There was a time when you would never have dreamed things could get this bad. After all, no one gets married expecting they’ll have to divorce the person they love so much. But then, time passes, things start going wrong, and eventually, the relationship is just too sour. Staying together isn’t an option anymore.
When that happens, there is nothing wrong with asking for a divorce. However, because the subject of marriage is so personal, couples often feel tempted to turn their divorce negotiations into a battleground. A space where they can fight each other and let out pent-up frustrations about their relationship. This is something that can lead to serious problems.
Regardless of who you blame for your marriage falling apart, there are good reasons to try and make your divorce negotiations as peaceful as possible. Here are some of them.
1. Fighting draws out the process
There are a lot of details to go through in any divorce negotiation. The details of who gets to keep what assets can get complicated fast, especially when both parties have assets they’re very adamant about keeping. These are issues that are hard enough to settle when you and your former partner are negotiating calmly, and it’ll only be more difficult if you two are fighting.
Constant arguments and backtracking are how you end up with divorce negotiations that drag on for years. Racking up frustration and attorney fees along the way. And you can do your part to prevent that issue by keeping your cool and letting your attorney do the talking.
Of course, there isn’t much you can do to prevent your partner from making things difficult. But a good family law attorney will ensure you get what you’re owed no matter what the other side tries, as this website shows. And no matter how bad your former partner makes things, trying to fight on their level can only make the process even slower.
2. Fighting costs more
Divorces have a reputation for being very expensive, but they don’t have to be. Attorney fees are usually the key factor in how expensive a divorce will be, and you can reduce how much you’ll spend on those fees by trying to keep things peaceful.
There are a couple of reasons why peaceful divorces are often cheaper. One of them is that peaceful negotiations can often be finished faster. And since attorneys charge per hour, this can have a big impact on the final price tag.
Another reason is that a peaceful divorce gives you the option to try mediation first. Divorce mediation allows you and your former partner to try and settle the details of your divorce by discussing things with a single attorney. That attorney will operate as an impartial mediator between the couple.
Mediation is significantly cheaper than hiring two attorneys for the negotiation. And the mediator can still ensure that both sides are getting what they are owed from the dissolution of the marriage. However, mediation is not effective if you and your former partner are already at each other’s throats. You will need to keep the peace if you wish to give this negotiation method a try.
3. Fighting makes it harder to compromise
Couples are often under the impression that they need to fight and be tough to get what they want out of a divorce. That is not exactly true.

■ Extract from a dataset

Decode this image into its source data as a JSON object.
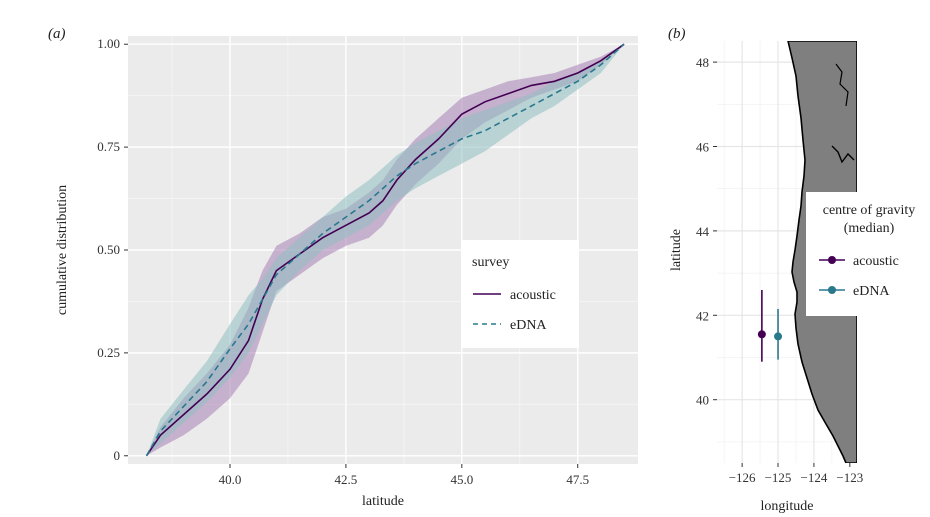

A divorce negotiation is just that: a negotiation. And the only way it can work is if both sides are willing to discuss things like adults and agree on compromises.
Your attorneys are there to help smooth out that process, but you and your former partner are the final decision-makers. This means that there isn’t much they can do if either of you isn’t willing to negotiate. That may leave you in a situation where the only way to get your divorce is to take it to court and let a judge decide the terms of the dissolution. A process that can be both time-consuming and very expensive.
You need to be willing to make some compromises. Otherwise, it will be very hard to get any compromises out of your former partner. And getting those compromises will be even harder if you’ve been antagonizing them all throughout the divorce negotiation.
Keep in mind that this is true regardless of who is at fault for the divorce. In cases where a partner cheated or committed some other unforgivable act, it’s easy to get caught up trying to use the divorce negotiations to get retribution for the pain suffered. But that is not how divorce negotiations work.
4. Fighting is bad for the kids
Trying to keep the peace is especially important when children are involved. A divorce already puts a toll on both parents and children alike. And turning the negotiations into a warzone can only make things worse.
You may think you can isolate the kids from the drama and the damage. And hopefully, both you and your former partner can resist the urge to vent about the divorce in front of your children. But even if they don’t know the details, kids know their parents. And they know when their parents are upset.
Often, every bit you do to hurt your former partner will indirectly hurt your kids as well. And when they don’t know how bad things are behind the scenes, this hidden war between you and your former partner can also add a lot to their pain and confusion.
5. It’s hard to reverse course
Once you’ve earned the wrath of your former partner, it can be hard or even impossible to reverse course. Hurtful things you do or say today may stay in your former partner’s mind forever, encouraging them to fight you and draw out the negotiations for years.
After all, even married couples have a hard time forgiving each other. Do you think getting forgiveness from someone you’re divorcing is any easier?
With that in mind, it’s in your best interest to try and keep things peaceful as long as possible. You can always decide to pick a fight with your former partner later. But once the fighting and bickering start, it can be very hard to put that genie back in the bottle.